Python version: 3.8.10
Pandas version: 0.25.3


## Configure Ameritrade Information

Ameritrade credentials are stored in environment variables to keep from having unencrypted passwords stored on disk.

The module automatically masks the account numbers to protect the actual accounts. An Ameritrade user can have many investment accounts. We will be working with only one for this demonstration.

## Authentication Tokens

To get data from Ameritrade you will need to obtains a short time use token (there is a re-use token, but that has not been coded yet.) You only need to do this if you
are going to use an existing Ameritrade account to define an initial set of stocks to analyze.

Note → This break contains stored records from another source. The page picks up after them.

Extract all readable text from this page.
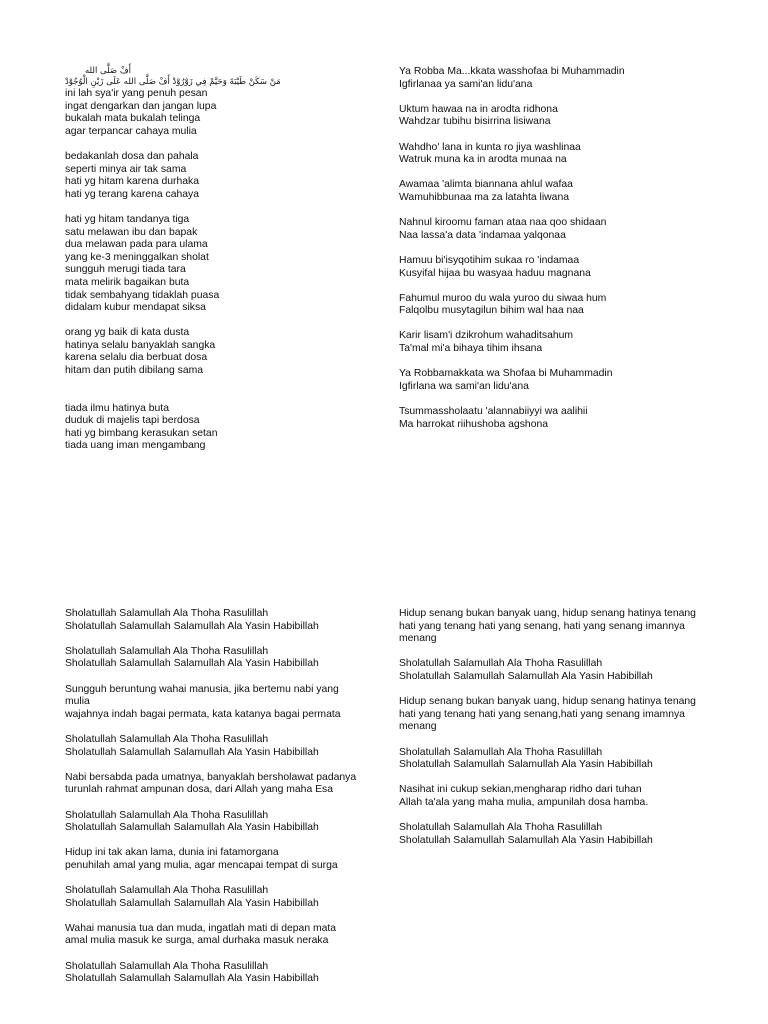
أَفْ صَلَّى الله
مَنْ سَكَنْ طَيْبَةَ وَحَيَّمْ فِي زَوْرُوْدْ أَفْ صَلَّى الله عَلَى زَيْنِ الْوُجُوْدْ
ini lah sya'ir yang penuh pesan
ingat dengarkan dan jangan lupa
bukalah mata bukalah telinga
agar terpancar cahaya mulia
bedakanlah dosa dan pahala
seperti minya air tak sama
hati yg hitam karena durhaka
hati yg terang karena cahaya
hati yg hitam tandanya tiga
satu melawan ibu dan bapak
dua melawan pada para ulama
yang ke-3 meninggalkan sholat
sungguh merugi tiada tara
mata melirik bagaikan buta
tidak sembahyang tidaklah puasa
didalam kubur mendapat siksa
orang yg baik di kata dusta
hatinya selalu banyaklah sangka
karena selalu dia berbuat dosa
hitam dan putih dibilang sama
tiada ilmu hatinya buta
duduk di majelis tapi berdosa
hati yg bimbang kerasukan setan
tiada uang iman mengambang
Ya Robba Ma...kkata wasshofaa bi Muhammadin
Igfirlanaa ya sami'an lidu'ana
Uktum hawaa na in arodta ridhona
Wahdzar tubihu bisirrina lisiwana
Wahdho' lana in kunta ro jiya washlinaa
Watruk muna ka in arodta munaa na
Awamaa 'alimta biannana ahlul wafaa
Wamuhibbunaa ma za latahta liwana
Nahnul kiroomu faman ataa naa qoo shidaan
Naa lassa'a data 'indamaa yalqonaa
Hamuu bi'isyqotihim sukaa ro 'indamaa
Kusyifal hijaa bu wasyaa haduu magnana
Fahumul muroo du wala yuroo du siwaa hum
Falqolbu musytagilun bihim wal haa naa
Karir lisam'i dzikrohum wahaditsahum
Ta'mal mi'a bihaya tihim ihsana
Ya Robbamakkata wa Shofaa bi Muhammadin
Igfirlana wa sami'an lidu'ana
Tsummassholaatu 'alannabiiyyi wa aalihii
Ma harrokat riihushoba agshona
Sholatullah Salamullah Ala Thoha Rasulillah
Sholatullah Salamullah Salamullah Ala Yasin Habibillah
Sholatullah Salamullah Ala Thoha Rasulillah
Sholatullah Salamullah Salamullah Ala Yasin Habibillah
Sungguh beruntung wahai manusia, jika bertemu nabi yang mulia
wajahnya indah bagai permata, kata katanya bagai permata
Sholatullah Salamullah Ala Thoha Rasulillah
Sholatullah Salamullah Salamullah Ala Yasin Habibillah
Nabi bersabda pada umatnya, banyaklah bersholawat padanya
turunlah rahmat ampunan dosa, dari Allah yang maha Esa
Sholatullah Salamullah Ala Thoha Rasulillah
Sholatullah Salamullah Salamullah Ala Yasin Habibillah
Hidup ini tak akan lama, dunia ini fatamorgana
penuhilah amal yang mulia, agar mencapai tempat di surga
Sholatullah Salamullah Ala Thoha Rasulillah
Sholatullah Salamullah Salamullah Ala Yasin Habibillah
Wahai manusia tua dan muda, ingatlah mati di depan mata
amal mulia masuk ke surga, amal durhaka masuk neraka
Sholatullah Salamullah Ala Thoha Rasulillah
Sholatullah Salamullah Salamullah Ala Yasin Habibillah
Hidup senang bukan banyak uang, hidup senang hatinya tenang
hati yang tenang hati yang senang, hati yang senang imannya menang
Sholatullah Salamullah Ala Thoha Rasulillah
Sholatullah Salamullah Salamullah Ala Yasin Habibillah
Hidup senang bukan banyak uang, hidup senang hatinya tenang
hati yang tenang hati yang senang,hati yang senang imamnya menang
Sholatullah Salamullah Ala Thoha Rasulillah
Sholatullah Salamullah Salamullah Ala Yasin Habibillah
Nasihat ini cukup sekian,mengharap ridho dari tuhan
Allah ta'ala yang maha mulia, ampunilah dosa hamba.
Sholatullah Salamullah Ala Thoha Rasulillah
Sholatullah Salamullah Salamullah Ala Yasin Habibillah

To obtain a token, you will need to have a Chrome driver located somewhere on your system. This will allow the module to use your credentials to obtain an authentication token.

<span style="color:blue">Note: *Account numbers are masked for security purposes.*</span>

In [2]:
username = os.getenv('maiotradeuser')
password = os.getenv('maiotradepw')
client_id = os.getenv('maiotradeclientid')

# For Chromedriver
from pathlib import Path
chrome_executabel_path = str(Path.home()) + r'\Anaconda Projects\chromedriver\chromedriver'

# Make sure we have a data directory
Path('./data').mkdir(parents=True, exist_ok=True) 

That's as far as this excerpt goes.